I’ll dig deeper into that tomorrow.

Finally,  investment professionals were evident on the floor and at sessions.  This year I encountered representatives from hedge funds in addition to the usual investment banking and private equity folks.

The investment interest seems to be concentrating in a couple areas – the really big and pretty small. On the “really big” end of things, the continued reports that UnitedHealthcare is going to invest in the WC PBM space, Examworks’ ongoing acquisition campaign, and Mitchell’s move into pharmacy management are all indicative of the trend.
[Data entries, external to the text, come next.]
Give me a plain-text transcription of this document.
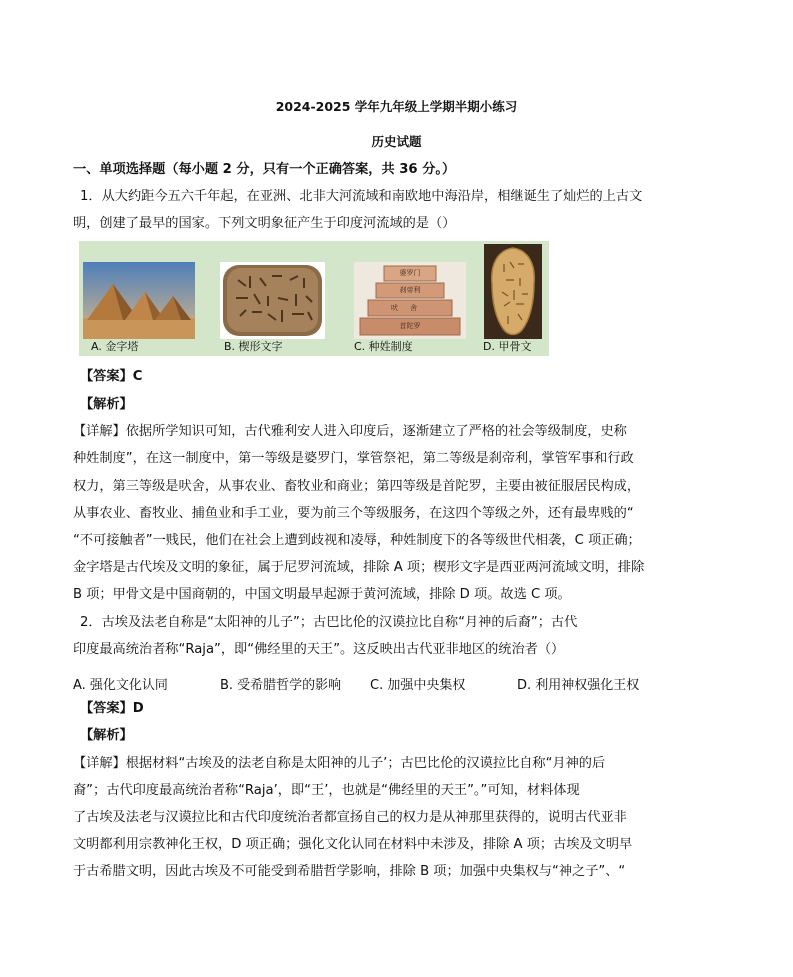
2024-2025 学年九年级上学期半期小练习
历史试题
一、单项选择题（每小题 2 分，只有一个正确答案，共 36 分。）
1．从大约距今五六千年起，在亚洲、北非大河流域和南欧地中海沿岸，相继诞生了灿烂的上古文
明，创建了最早的国家。下列文明象征产生于印度河流域的是（）
A. 金字塔	B. 楔形文字
婆罗门
刹帝利
吠舍
首陀罗
C. 种姓制度	D. 甲骨文
【答案】C
【解析】
【详解】依据所学知识可知，古代雅利安人进入印度后，逐渐建立了严格的社会等级制度，史称
种姓制度”，在这一制度中，第一等级是婆罗门，掌管祭祀，第二等级是刹帝利，掌管军事和行政
权力，第三等级是吠舍，从事农业、畜牧业和商业；第四等级是首陀罗，主要由被征服居民构成，
从事农业、畜牧业、捕鱼业和手工业，要为前三个等级服务，在这四个等级之外，还有最卑贱的“
“不可接触者”一贱民，他们在社会上遭到歧视和凌辱，种姓制度下的各等级世代相袭，C 项正确；
金字塔是古代埃及文明的象征，属于尼罗河流域，排除 A 项；楔形文字是西亚两河流域文明，排除
B 项；甲骨文是中国商朝的，中国文明最早起源于黄河流域，排除 D 项。故选 C 项。
2．古埃及法老自称是“太阳神的儿子”；古巴比伦的汉谟拉比自称“月神的后裔”；古代
印度最高统治者称“Raja”，即“佛经里的天王”。这反映出古代亚非地区的统治者（）
A. 强化文化认同	B. 受希腊哲学的影响 C. 加强中央集权	D. 利用神权强化王权
【答案】D
【解析】
【详解】根据材料“古埃及的法老自称是太阳神的儿子’；古巴比伦的汉谟拉比自称“月神的后
裔”；古代印度最高统治者称“Raja’，即“王’，也就是“佛经里的天王”。”可知，材料体现
了古埃及法老与汉谟拉比和古代印度统治者都宣扬自己的权力是从神那里获得的，说明古代亚非
文明都利用宗教神化王权，D 项正确；强化文化认同在材料中未涉及，排除 A 项；古埃及文明早
于古希腊文明，因此古埃及不可能受到希腊哲学影响，排除 B 项；加强中央集权与“神之子”、“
While I haven’t seen much in the way of funding for small firms, it could well be there’s a good deal of activity I’m not aware of.  Certainly there’s a lot of interest among investors as they focused their time on the periphery of the exhibit show floor, looking for smaller companies with intriguing, potentially disruptive solutions and services.

Finally, I was somewhat surprised to hear about a good deal of innovation on a variety of fronts.  More on this later this week.

What does this mean for you?

Status quo does not mean static.  The industry continues to evolve, but there are potentially significant external factors that may well change where we are headed.